Dopo i voli quasi perfetti di SN8 e SN10 e le cocenti delusioni di SN9 e SN11, finalmente abbiamo una Starship integra, sulle sue gambe, dopo aver volato a oltre 10 km e dimostrato la manovra di atterraggio più ambiziosa mai concepita! Il tutto proprio nel 60° anniversario del primo volo di uno statunitense nello spazio, Alan Shepard.

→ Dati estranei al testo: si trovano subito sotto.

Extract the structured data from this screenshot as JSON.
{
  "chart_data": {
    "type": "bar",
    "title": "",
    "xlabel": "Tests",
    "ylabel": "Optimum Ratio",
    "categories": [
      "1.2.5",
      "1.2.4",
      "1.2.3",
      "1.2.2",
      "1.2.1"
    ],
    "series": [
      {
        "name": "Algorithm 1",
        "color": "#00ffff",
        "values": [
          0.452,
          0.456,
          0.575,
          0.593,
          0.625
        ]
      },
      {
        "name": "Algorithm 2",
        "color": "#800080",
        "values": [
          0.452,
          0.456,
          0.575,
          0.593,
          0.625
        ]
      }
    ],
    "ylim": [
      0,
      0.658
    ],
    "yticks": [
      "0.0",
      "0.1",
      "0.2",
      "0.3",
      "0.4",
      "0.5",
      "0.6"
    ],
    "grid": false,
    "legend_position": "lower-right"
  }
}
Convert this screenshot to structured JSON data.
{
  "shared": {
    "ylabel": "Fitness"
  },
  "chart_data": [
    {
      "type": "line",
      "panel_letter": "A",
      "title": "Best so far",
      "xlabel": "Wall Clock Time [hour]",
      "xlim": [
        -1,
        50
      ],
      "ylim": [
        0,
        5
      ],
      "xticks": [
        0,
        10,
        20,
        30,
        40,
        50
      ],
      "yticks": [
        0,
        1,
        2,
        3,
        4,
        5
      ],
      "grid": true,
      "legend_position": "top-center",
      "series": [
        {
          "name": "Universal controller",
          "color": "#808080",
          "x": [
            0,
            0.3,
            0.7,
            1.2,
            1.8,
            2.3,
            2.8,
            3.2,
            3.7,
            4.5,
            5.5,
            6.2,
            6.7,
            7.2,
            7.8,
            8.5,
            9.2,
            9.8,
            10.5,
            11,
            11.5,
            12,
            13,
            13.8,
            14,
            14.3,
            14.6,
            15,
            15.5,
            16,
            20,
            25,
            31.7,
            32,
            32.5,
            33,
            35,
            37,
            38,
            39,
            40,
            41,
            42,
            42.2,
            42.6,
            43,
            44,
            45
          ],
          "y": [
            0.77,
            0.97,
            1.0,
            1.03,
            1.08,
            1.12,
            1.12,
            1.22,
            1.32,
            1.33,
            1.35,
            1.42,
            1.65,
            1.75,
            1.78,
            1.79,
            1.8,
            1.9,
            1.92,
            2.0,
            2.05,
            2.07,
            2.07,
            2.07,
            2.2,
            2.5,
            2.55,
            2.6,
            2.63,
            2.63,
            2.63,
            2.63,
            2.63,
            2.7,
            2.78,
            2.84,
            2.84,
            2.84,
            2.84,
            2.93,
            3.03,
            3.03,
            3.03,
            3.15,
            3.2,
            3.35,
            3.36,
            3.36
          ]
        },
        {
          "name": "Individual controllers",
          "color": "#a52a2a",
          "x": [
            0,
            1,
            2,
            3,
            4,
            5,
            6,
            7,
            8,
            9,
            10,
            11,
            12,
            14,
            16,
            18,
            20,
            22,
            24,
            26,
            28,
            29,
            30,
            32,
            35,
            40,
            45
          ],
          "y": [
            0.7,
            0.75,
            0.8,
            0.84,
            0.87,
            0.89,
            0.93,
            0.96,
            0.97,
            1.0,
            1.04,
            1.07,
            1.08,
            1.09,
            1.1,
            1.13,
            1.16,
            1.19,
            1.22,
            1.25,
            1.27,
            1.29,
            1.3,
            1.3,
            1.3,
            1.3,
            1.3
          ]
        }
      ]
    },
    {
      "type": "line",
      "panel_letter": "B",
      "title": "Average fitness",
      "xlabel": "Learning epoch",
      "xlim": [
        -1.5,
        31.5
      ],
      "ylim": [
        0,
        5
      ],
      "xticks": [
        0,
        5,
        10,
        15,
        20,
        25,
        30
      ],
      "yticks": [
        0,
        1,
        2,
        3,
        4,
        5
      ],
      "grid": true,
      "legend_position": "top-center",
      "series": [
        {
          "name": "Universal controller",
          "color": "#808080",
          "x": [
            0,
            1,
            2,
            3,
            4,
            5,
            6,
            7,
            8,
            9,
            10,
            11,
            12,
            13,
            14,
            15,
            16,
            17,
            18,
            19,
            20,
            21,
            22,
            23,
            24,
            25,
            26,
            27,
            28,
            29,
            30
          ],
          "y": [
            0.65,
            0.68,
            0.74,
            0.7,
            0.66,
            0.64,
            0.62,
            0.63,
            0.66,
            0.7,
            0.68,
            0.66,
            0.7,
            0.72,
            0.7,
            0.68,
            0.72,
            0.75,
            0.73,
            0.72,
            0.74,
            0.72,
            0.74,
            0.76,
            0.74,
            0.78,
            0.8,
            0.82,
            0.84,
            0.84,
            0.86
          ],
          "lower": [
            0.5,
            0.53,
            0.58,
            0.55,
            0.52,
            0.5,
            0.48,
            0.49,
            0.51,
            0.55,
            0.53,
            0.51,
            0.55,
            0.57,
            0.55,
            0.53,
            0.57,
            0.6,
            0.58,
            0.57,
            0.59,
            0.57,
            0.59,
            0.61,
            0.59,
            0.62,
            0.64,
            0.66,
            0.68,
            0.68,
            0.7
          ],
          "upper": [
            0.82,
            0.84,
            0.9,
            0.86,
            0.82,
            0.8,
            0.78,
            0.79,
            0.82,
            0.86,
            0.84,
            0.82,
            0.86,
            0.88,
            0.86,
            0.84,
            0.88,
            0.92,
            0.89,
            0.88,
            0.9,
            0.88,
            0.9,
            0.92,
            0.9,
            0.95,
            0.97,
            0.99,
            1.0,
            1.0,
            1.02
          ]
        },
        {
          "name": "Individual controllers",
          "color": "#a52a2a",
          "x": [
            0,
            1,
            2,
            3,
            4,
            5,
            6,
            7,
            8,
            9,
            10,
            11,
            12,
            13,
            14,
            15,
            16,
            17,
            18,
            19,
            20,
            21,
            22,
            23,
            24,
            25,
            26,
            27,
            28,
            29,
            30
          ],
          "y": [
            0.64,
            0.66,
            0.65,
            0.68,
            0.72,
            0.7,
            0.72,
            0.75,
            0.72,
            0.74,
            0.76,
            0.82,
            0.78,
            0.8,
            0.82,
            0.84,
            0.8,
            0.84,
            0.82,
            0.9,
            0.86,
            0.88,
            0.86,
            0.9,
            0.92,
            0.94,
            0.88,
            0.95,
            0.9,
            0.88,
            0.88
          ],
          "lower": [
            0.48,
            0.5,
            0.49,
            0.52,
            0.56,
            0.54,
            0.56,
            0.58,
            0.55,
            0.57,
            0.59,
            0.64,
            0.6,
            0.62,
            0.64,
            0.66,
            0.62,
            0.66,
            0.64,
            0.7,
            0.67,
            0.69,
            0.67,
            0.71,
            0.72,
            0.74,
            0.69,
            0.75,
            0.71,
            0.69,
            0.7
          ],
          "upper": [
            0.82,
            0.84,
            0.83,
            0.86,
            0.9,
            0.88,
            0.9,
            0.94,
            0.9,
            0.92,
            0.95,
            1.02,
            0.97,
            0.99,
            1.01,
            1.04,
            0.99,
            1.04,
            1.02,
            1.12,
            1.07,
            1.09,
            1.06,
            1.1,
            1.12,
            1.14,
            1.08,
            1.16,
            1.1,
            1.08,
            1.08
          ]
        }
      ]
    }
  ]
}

Merito delle centinaia di migliorie che sono state apportate a questo prototipo rispetto ai predecessori, dall'avionica al cablaggio, dal sistema di tubazioni ai motori Raptor stessi, in una continua corsa al test e al miglioramento. Move fast, beak things. Tutti i test svolti finora, successi e fallimenti, hanno portato a questo singolo momento, che non è nemmeno un punto di arrivo, ma una nuova partenza per proseguire lo sviluppo del lanciatore più potente della storia: SuperHeavy-Starship.

E che mese che è stato per SpaceX. Non solo ha lanciato la prima missione con equipaggio umano a usare una capsula riutilizzata, ma l'ha fatto pure con un razzo riutilizzato (Crew-2), poi ha riportato a terra l'equipaggio di astronauti partito dal suolo americano (Crew-1) che ha speso più tempo nello spazio (record precedentemente detenuto da Skylab 3, 1973). Non solo, ma ha incassato una vittoria importante vedendosi assegnare il contratto per HLS (il sistema che porterà l'equipaggio di Artemis 3 e missioni successive sulla superficie della Luna) per un valore di quasi 3 miliardi di dollari, proprio con Starship. Infine ha ricevuto l'approvazione per il completamento della sua megacostellazione satellitare Starlink a una quota inferiore, onde ridurre le latenze, le interferenze, la spazzatura spaziale e l'inquinamento luminoso. Come se non bastasse, siamo a pochi giorni (domenica) dalla missione Starlink L27, il cui booster volerà per la DECIMA volta, un traguardo che SpaceX si è imposta anni fa e ora COSÌ vicino!

E ora Starship, che per la prima volta dimostra di saper fare quello per cui è progettata. Un giorno vedremo degli astronauti scendere da quel silos d'acciaio con le orecchie. Il nostro totano spaziale volante preferito.